Step 3: Start the search
Now you know what you can afford, where you want to live and what you’re looking for in a home, you can start your search.
If you’re searching yourself online, set your parameters as close to your criteria as you can, adding keywords if possible. If you’re using an estate agent, give them as much information as possible about what you want, but be clear what’s a ‘non-negotiable’ and what you’re willing to give up.
Try to book in a couple of viewings to give yourself a flavour of what’s about and to give yourself a benchmark to compare properties against. If you know you’ve seen a lot of what’s out there, you’re likely to be more confident that you’ve found the right place when you do decide on somewhere. Going to see a home in person also gives you a better feel for the property and the area. After all, something might look great in pictures but not in real life or vice versa.
Top tip: Don’t forget to look at EPC ratings and council tax bands, as these will affect whether or not you can afford the property. It’s also a good idea to do a quick search to see if there are any planned building works or other disruptions in the area.
Step 4: Securing your property
Once you’ve found the home you want, you might be asked to put down a reservation fee, which will likely be deducted from the deposit you pay if you eventually move into the property. However, each landlord or letting agency might operate differently, so it’s worth finding out how it works beforehand.
You may find that there are other people also interested in the property. When this happens, you might be told you’re unsuccessful because someone got there first or you might enter into a bit of a bidding war. This is when interested parties put in offers for rent and the landlord accepts the highest, subject to credit checks.
Step 5: Checks
Once you’ve got the green light to proceed, you’ll undergo a credit check and a reference check. As mentioned above, this is so landlords and/or letting agents can see how likely it is that you’ll be able to make rental payments and that you’ll be a good tenant.

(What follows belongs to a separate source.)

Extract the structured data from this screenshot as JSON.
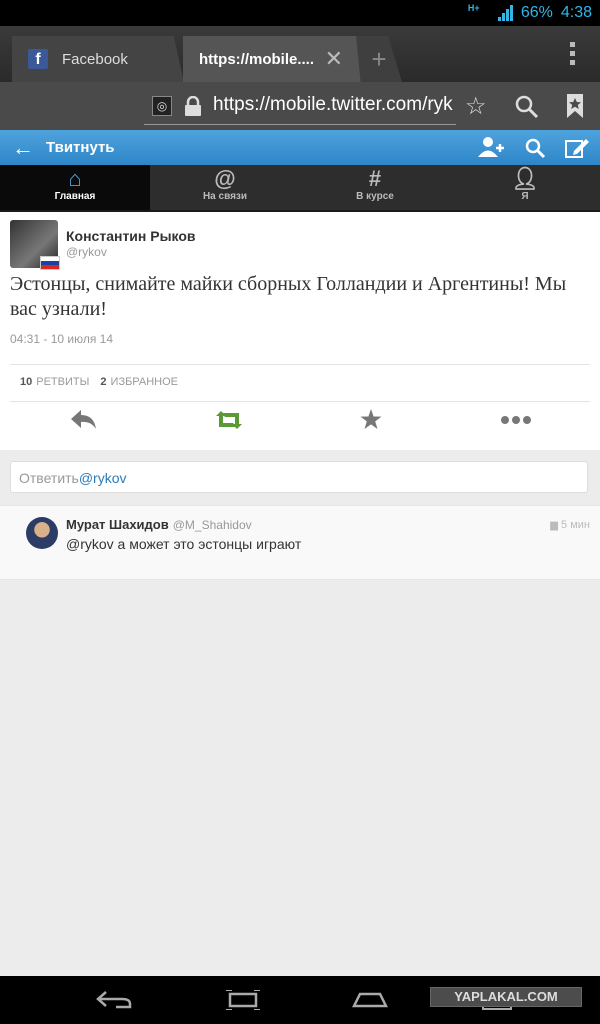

You will also have to prove your right to rent in the UK, which is part of the Immigration Act. You can find a comprehensive list of accepted documents at Easy Property.
Step six: Signing on the dotted line
If you pass all the relevant checks, you’ll be asked to pay the deposit. Once this has gone through, your property is secured and you will be presented with a tenancy agreement.
The tenancy agreement is the legally binding contract that lays down terms of your rental and is signed by you and the landlord. It’s designed to protect tenants and landlords but you still need to check to make sure you’re comfortable with everything in it, as there may be terms you weren’t aware of.
Your tenancy agreement will also include the date on which your rental contract starts, which will be the date your rent is due. If you want to change this date, you need to let all the relevant parties know before you sign the agreement.
Life in your new rental property
Once you’ve moved in, you can start to enjoy life in your new home. However, don’t forget to have your landlord’s contact details on hand in case something goes wrong and be sure to follow the terms you agreed to in the tenancy agreement. If you’re unsure whether or not you can do something to the property, it’s always best to ask.